“Ti cerco, ti trovo”, l’albo giocoso di Anthony Browne

“Ti cerco, ti trovo”, l’albo giocoso di Anthony Browne

di Luca Ganzerla

Ti cerco, ti trovo è l’ultimo atto di una carriera, quella di Anthony Browne, iniziata nell’ormai lontano 1976. Un percorso lungo, molto personale, fatto di sperimentazioni, di un raccontare per immagini e parole, albo dopo albo, divenuto inconfondibile nel panorama internazionale. Prolifico, sia come autore globale (parte verbale e iconica) sia come “semplice” illustratore, Browne si è rivelato di rado scontato, quasi mai prigioniero di se stesso, incline a mettersi in discussione, restando però fedele a quel percorso artistico e narrativo avviato ormai oltre quarant’anni fa.

E in questo albo, tracce di quel lungo percorso le ritroviamo pressoché ovunque.

Ti cerco, ti trovo si presenta sin dal primo incontro albo giocoso a più livelli.
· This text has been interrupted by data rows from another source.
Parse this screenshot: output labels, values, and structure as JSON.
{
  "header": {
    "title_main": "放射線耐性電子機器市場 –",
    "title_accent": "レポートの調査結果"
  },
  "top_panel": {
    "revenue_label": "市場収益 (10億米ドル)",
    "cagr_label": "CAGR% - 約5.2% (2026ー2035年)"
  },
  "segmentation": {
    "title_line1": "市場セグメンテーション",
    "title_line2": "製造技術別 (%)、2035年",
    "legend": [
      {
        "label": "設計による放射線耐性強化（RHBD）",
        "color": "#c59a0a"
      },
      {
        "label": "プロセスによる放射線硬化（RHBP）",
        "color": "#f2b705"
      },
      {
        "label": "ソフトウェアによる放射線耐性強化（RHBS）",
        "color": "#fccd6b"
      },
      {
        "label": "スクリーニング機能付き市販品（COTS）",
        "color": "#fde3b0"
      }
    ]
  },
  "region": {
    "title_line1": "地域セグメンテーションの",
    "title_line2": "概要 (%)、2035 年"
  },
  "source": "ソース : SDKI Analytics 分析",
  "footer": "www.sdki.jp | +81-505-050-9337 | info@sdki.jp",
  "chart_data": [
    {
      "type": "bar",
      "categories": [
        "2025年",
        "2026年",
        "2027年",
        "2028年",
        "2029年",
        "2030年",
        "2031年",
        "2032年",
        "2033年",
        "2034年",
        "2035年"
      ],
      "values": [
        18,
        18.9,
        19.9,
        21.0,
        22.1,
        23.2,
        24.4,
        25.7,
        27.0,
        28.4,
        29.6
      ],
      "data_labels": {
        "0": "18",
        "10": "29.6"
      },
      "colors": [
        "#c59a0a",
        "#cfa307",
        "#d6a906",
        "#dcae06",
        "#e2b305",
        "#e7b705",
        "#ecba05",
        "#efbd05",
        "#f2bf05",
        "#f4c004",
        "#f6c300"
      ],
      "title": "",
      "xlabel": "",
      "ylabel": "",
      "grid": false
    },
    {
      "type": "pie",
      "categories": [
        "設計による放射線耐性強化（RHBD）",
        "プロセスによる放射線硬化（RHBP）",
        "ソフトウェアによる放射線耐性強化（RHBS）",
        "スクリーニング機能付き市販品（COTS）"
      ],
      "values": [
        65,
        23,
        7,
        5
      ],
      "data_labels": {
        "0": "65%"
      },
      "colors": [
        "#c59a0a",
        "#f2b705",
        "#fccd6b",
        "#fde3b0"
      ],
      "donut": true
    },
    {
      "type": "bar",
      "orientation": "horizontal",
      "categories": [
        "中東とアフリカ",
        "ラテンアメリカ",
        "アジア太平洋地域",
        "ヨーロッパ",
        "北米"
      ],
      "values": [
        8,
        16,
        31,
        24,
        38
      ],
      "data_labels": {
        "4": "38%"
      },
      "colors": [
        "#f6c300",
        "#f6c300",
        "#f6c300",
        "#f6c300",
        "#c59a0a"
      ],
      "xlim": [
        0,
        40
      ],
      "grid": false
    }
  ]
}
È giocoso a partire dal fatto che tutta la storia è incentrata sul gioco di due bambini (“nascondino”) sino ai giochi percettivi messi in scena da Browne attraverso le radici, i tronchi e i rami degli alberi. Quegli alberi, quel bosco che, sin dalla sua personalissima versione di Hansel e Gretel (1981) sono territorio preferenziale di Browne per giocare con le ambiguità generate dalla realtà quando la elaboriamo affidandoci solo alla vista. L’artista inglese sviluppa e assorbe qui la lezione che già fu di Magritte, pittore belga che storicamente costituisce uno dei suoi grandi “maestri”. E non ci sono dubbi: dopo un albo di Browne non riuscirete più a guardare gli alberi, in particolare le venature dei tronchi, allo stesso modo.

Ma, Ti cerco, ti trovo, è innanzitutto una storia costruita con sapienza e maestria, giocata su una tensione narrativa alimentata dal gioco del punto di vista (ecco, appunto, ancora il gioco).

Una cane che non torna più a casa, due bambini annoiati che giocano a nascondino nel bosco, un gioco che all’improvviso scappa di mano, l’alternanza dei loro sguardi (e pensieri) prima preoccupati, poi spaventati e infine atterriti. Una tensione narrativa che cresce fino all’happy-end finale. Intorno un bosco disseminato di sorprendenti “visioni impertinenti” (un coccodrillo, volti umani urlanti, una tromba, una giraffa, ecc.) che richiedono riletture su riletture per essere “avvistate”, in una sorta di “caccia agli oggetti mimetizzati”, anzi immersi e disseminati nel paesaggio.

La maestria nel costruire un albo illustrato di Browne la si coglie anche nel sorprendente finale. Qualcosa che non ti aspetti. Qualcosa su cui riflettere. Qualcosa da cui ripartire per “rileggere” su un altro livello – più profondo e meditato – l’intera storia.